Blake Miller

Personal information
- Nationality: American
- Born: July 9, 1972 (age 54) Manhasset, New York, U.S.
- Height: 6 ft 1 in (185 cm)
- Weight: 195 lb (88 kg; 13 st 13 lb)

Sport
- Position: Midfield
- NLL teams: New York Titans New York Saints New Jersey Storm Anaheim Storm
- MLL team Former teams: Long Island Lizards Philadelphia Barrage
- Pro career: 1998–unknown

= Blake Miller (lacrosse) =

American lacrosse player (born 1972)

Blake Miller (born July 9, 1972) was a professional lacrosse player from Manhasset, New York. He is an offensive-minded midfielder.

Miller graduated from Hofstra University in 1996 where he was an Honorable Mention All-American.

==MLL career==

He played for Major League Lacrosse with the Long Island Lizards from 2004 to 2014. He was named the 2004 offensive player of the year and is a three time Major League Lacrosse All Star.

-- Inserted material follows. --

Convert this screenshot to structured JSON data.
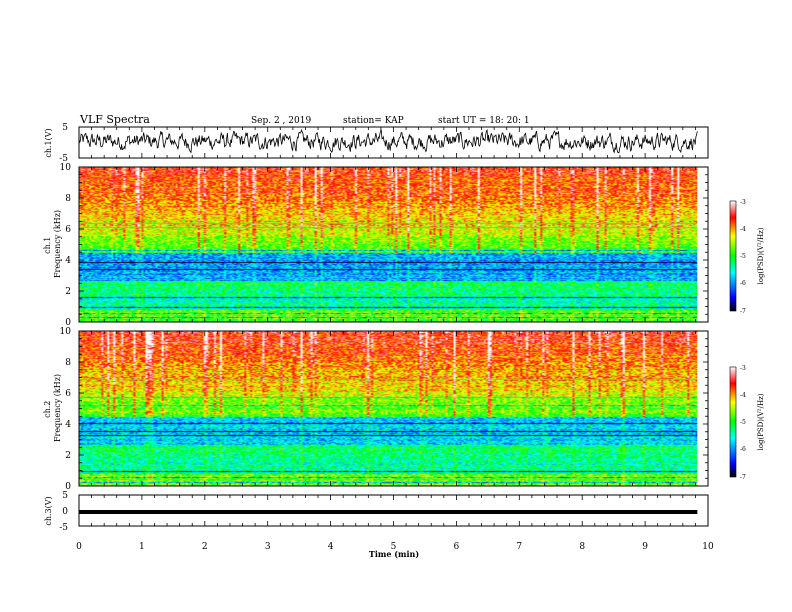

He has also played for Team USA in the World Lacrosse Championships in 1998 and 2006.

==NLL career==

From 1998 to 2004 played indoor lacrosse in the National Lacrosse League with the New York Saints, New Jersey Storm, and Anaheim Storm. Miller did not play in 2005 or 2006.

In 2007, Miller joined the New York Titans for their inaugural season.

On January 26, 2007, Miller, who usually wears number 26, wore number 27 to honor Nick Colleluori. Colleluori a junior at Hofstra University and was a member of the Hofstra lacrosse team, died from non-Hodgkin's lymphoma in November 2006, wore number 27.